Threat: Realm Sync - Unauthorized Access (Weak Authentication)

  • Description: An attacker uses brute-force attacks, credential stuffing, or social engineering to obtain valid user credentials for Realm Sync. The attacker then uses these credentials to access and potentially modify the user's synchronized data. This directly involves the Realm Sync client library within the app.
  • Impact: Exposure and potential modification of all data synchronized by the compromised user account.
  • Affected Component: Realm Sync client-side Authentication mechanisms (e.g., SyncUser.logIn, authentication providers as used within the Realm Swift SDK).
  • Risk Severity: Critical.
  • Mitigation Strategies:
    • a. Strong Password Policies: Enforce strong password policies for user accounts.
    • b. Multi-Factor Authentication (MFA): Implement MFA for Realm Sync to add an extra layer of security.
    • c. Account Lockout: Implement account lockout policies to prevent brute-force attacks.
    • d. OAuth 2.0 / OpenID Connect: Use industry-standard authentication protocols like OAuth 2.0 or OpenID Connect for secure authentication, integrating with the Realm Swift SDK's support for these.

Threat: Realm Sync - Data Injection (Missing Server-Side Validation, Client-Side Impact)

  • Description: Although the primary vulnerability is server-side, the client-side Realm Swift code is directly involved in sending the potentially malicious data. An attacker exploits a vulnerability in the client application or compromises a user account to send maliciously crafted data to the Realm Object Server. The server, lacking proper validation, accepts this data.
  • Impact: Data corruption, potential for server-side vulnerabilities, and propagation of malicious data to other users.
  • Affected Component: Realm Sync protocol implementation within the Realm Swift SDK (specifically, the code that handles sending data to the server).
  • Risk Severity: High.
  • Mitigation Strategies:
    • a. Client-Side Data Validation (Defense in Depth): While not a replacement for server-side validation, implement client-side data validation as a defense-in-depth measure. This can help catch some errors early and reduce the attack surface. Use Realm's schema to define constraints.
    • b.
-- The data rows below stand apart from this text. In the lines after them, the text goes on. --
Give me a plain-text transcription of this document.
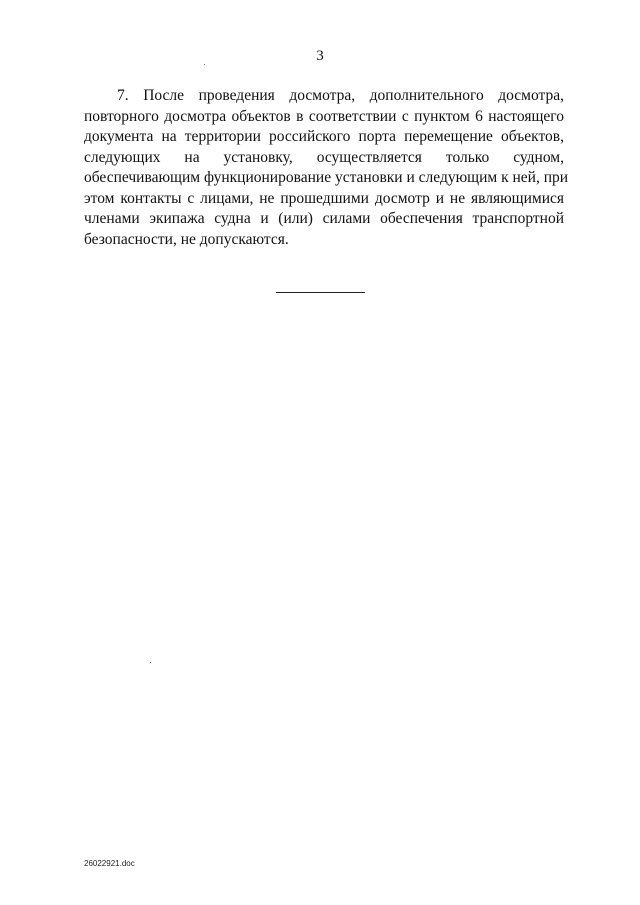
3
7. После проведения досмотра, дополнительного досмотра,
повторного досмотра объектов в соответствии с пунктом 6 настоящего
документа на территории российского порта перемещение объектов,
следующих на установку, осуществляется только судном,
обеспечивающим функционирование установки и следующим к ней, при
этом контакты с лицами, не прошедшими досмотр и не являющимися
членами экипажа судна и (или) силами обеспечения транспортной
безопасности, не допускаются.
26022921.doc
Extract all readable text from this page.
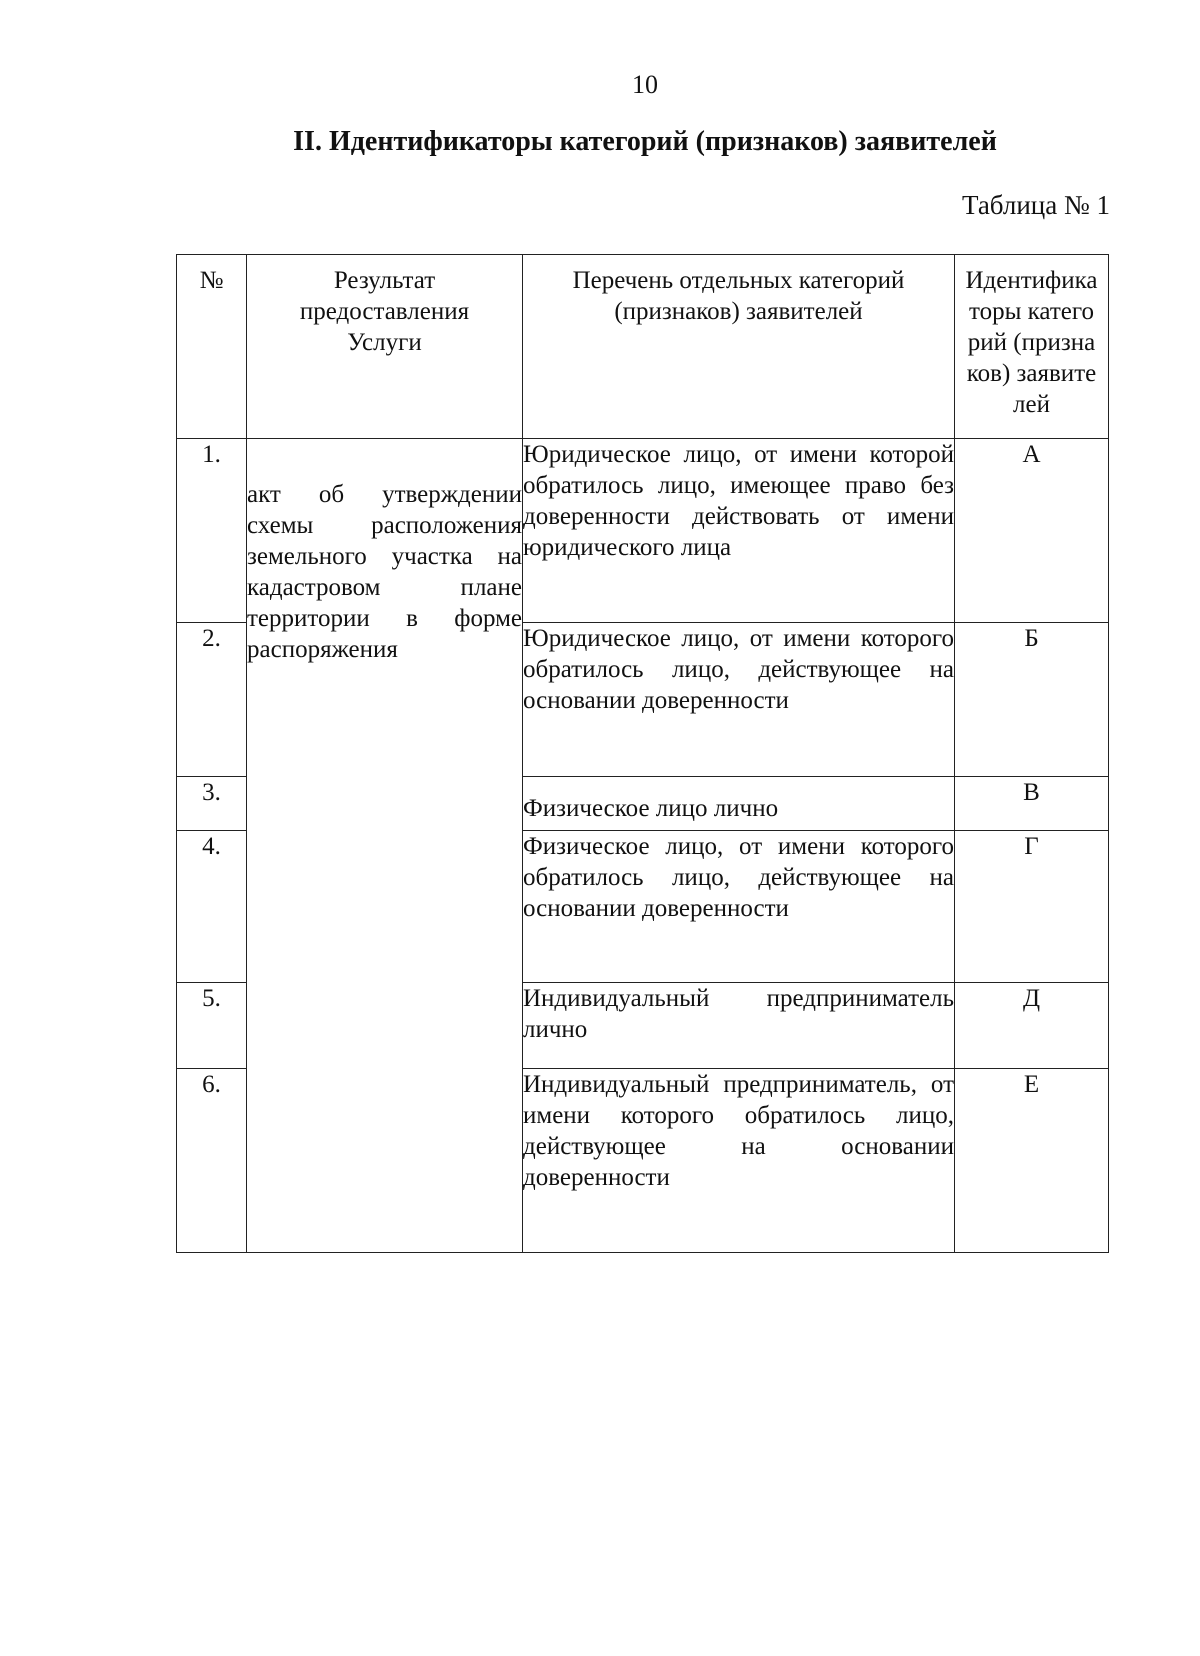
10
II. Идентификаторы категорий (признаков) заявителей
Таблица № 1
№	Результат предоставления Услуги	Перечень отдельных категорий (признаков) заявителей	Идентификаторы категорий (признаков) заявителей
1.	акт об утверждении схемы расположения земельного участка на кадастровом плане территории в форме распоряжения	Юридическое лицо, от имени которой обратилось лицо, имеющее право без доверенности действовать от имени юридического лица	А
2.		Юридическое лицо, от имени которого обратилось лицо, действующее на основании доверенности	Б
3.		Физическое лицо лично	В
4.		Физическое лицо, от имени которого обратилось лицо, действующее на основании доверенности	Г
5.		Индивидуальный предприниматель лично	Д
6.		Индивидуальный предприниматель, от имени которого обратилось лицо, действующее на основании доверенности	Е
Input Sanitization (Client-Side): Sanitize any user-provided input before it's used to create or modify Realm objects. This is also a defense-in-depth measure.
    • c. Strongly Typed Models: Use strongly typed Realm models to enforce data types and constraints at the client level.
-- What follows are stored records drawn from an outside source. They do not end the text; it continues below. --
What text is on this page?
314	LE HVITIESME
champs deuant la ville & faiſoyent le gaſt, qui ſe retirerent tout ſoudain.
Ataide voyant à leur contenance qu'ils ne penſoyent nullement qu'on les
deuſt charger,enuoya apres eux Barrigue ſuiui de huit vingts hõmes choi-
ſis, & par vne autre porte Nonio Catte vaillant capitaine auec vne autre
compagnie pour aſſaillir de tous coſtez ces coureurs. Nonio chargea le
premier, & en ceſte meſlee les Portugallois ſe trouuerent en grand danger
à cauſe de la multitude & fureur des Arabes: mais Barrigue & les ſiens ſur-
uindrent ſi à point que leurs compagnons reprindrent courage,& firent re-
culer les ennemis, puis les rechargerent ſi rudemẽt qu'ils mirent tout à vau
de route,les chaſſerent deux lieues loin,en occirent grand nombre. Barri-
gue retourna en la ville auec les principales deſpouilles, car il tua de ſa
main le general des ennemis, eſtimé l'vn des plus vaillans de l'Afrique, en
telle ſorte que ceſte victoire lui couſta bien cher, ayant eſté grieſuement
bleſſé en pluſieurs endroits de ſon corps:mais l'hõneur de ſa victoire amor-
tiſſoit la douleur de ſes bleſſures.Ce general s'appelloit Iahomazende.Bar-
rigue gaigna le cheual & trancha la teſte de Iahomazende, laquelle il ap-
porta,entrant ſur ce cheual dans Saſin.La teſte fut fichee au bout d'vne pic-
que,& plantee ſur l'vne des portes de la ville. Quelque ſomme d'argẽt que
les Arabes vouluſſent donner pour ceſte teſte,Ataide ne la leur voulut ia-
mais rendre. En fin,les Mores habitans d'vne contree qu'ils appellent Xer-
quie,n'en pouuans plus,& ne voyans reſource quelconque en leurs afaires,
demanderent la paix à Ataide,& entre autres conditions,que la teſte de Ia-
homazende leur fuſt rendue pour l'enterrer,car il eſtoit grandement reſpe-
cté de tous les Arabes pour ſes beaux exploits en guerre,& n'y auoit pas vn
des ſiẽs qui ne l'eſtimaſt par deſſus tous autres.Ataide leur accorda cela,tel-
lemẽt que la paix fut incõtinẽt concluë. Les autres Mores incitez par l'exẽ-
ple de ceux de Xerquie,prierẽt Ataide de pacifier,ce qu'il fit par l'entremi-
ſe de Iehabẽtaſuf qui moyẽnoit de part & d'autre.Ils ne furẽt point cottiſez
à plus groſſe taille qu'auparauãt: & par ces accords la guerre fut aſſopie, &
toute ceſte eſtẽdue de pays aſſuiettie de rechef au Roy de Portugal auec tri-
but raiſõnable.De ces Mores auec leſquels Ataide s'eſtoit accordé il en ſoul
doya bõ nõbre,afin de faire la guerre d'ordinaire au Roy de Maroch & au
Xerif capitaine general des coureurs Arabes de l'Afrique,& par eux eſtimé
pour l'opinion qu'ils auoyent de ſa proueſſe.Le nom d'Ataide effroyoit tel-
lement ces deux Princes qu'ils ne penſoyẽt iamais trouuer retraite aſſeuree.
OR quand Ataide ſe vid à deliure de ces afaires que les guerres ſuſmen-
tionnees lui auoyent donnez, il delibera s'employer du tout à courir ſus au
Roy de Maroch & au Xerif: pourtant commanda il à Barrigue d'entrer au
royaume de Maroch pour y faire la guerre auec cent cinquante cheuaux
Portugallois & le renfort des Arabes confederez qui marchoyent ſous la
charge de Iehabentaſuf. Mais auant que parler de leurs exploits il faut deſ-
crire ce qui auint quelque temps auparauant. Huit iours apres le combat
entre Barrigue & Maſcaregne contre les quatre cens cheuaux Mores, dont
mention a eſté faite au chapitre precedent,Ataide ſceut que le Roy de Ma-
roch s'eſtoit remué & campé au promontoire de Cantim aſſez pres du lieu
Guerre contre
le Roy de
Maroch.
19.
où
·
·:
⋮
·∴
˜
Threat: Vulnerability in Realm Swift Library

  • Description: A security researcher or attacker discovers a vulnerability in the Realm Swift library itself (e.g., a buffer overflow, a logic error, or a cryptographic weakness). This vulnerability could be exploited to gain unauthorized access to data, execute arbitrary code, or crash the application.
  • Impact: Varies depending on the specific vulnerability, but could range from data leaks to complete application compromise.
  • Affected Component: Potentially any part of the Realm Swift library (Core, Sync, Object Server client).
  • Risk Severity: Variable (depends on the vulnerability - could be High to Critical).
  • Mitigation Strategies:
    • a. Update Regularly: Keep the Realm Swift library updated to the latest version to receive security patches.
    • b. Monitor Security Advisories: Subscribe to Realm's security advisories and announcements to be notified of any vulnerabilities.
    • c. Dependency Scanning: Use a software composition analysis (SCA) tool to automatically detect outdated or vulnerable versions of Realm Swift and its dependencies.